Students attend closely to textual details to examine the ways specific features and/or moments in the text contribute to their overall interpretations. Students may wish to consider features of the text such as structure, context, genre, imagery, rhythm, irony, voice, setting, stage directions, dialogue, characterisation and mood. On completion of this unit the student should be able to analyse critically features of a text, relating
them to an interpretation of the text as a whole.
Key knowledge includes:
· The effects and nuances of language in the text
· The significance of key passages in interpreting the text as a whole
· Connections between features of a text in developing an interpretation
· The conventions appropriate to presenting an interpretation, such as detailed reference to the text, logical sequencing of ideas, persuasive language and development of argument.
Key skills include the ability to:
· Comment on how certain moments in a text can reveal or reflect developments in the text
· Analyse the features of a text and make appropriate connections between them
End-of-year examination
Description
The task is designed to assess students ability to write sustained interpretations of two different kinds of texts.
Students will produce two pieces of writing in response to questions that require critical analysis and interpretation of two texts studied.

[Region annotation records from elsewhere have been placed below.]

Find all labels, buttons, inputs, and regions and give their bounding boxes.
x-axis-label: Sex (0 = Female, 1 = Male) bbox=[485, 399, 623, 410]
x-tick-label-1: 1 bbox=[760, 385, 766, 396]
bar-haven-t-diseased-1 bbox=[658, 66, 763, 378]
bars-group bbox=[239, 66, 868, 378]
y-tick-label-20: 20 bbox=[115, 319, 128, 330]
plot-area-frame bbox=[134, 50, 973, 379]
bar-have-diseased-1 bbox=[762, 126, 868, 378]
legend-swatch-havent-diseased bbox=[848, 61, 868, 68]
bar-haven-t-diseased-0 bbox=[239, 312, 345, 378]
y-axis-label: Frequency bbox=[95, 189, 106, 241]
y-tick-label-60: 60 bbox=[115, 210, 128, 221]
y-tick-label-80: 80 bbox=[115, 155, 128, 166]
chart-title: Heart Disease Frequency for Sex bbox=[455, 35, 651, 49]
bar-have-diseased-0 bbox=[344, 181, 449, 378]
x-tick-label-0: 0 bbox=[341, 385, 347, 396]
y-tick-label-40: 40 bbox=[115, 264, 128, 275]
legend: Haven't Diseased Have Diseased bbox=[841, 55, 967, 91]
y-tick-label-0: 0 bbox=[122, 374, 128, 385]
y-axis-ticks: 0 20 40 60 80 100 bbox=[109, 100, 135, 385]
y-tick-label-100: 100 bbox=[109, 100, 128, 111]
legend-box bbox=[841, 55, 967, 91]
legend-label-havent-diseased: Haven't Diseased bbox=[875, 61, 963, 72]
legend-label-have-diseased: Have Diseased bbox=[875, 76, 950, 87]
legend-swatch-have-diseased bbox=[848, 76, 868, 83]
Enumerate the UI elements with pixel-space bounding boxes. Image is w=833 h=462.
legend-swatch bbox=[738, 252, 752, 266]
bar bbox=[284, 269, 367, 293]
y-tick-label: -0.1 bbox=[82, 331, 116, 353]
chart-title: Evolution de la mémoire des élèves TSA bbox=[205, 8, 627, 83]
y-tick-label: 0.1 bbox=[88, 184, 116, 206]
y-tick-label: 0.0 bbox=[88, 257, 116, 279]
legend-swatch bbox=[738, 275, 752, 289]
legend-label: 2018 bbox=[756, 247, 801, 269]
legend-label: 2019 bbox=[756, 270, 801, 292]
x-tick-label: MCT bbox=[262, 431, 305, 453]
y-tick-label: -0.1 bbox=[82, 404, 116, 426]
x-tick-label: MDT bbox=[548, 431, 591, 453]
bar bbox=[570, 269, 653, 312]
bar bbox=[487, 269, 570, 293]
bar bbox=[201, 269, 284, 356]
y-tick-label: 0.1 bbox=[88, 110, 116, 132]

The examination will be set by a panel appointed by the Victorian Curriculum and Assessment Authority.
Conditions
The examination will be completed under the following conditions:
• Duration: two hours.
• Date: end-of-year, on a date to be published annually by the Victorian Curriculum and Assessment Authority.
• Victorian Curriculum and Assessment Authority examination rules will apply. Details of these rules are published annually in the VCE and VCAL Administrative Handbook.
• The examination will be marked by a panel appointed by the Victorian Curriculum and Assessment Authority.
Contribution to final assessment
The examination will contribute 50 per cent to the study score.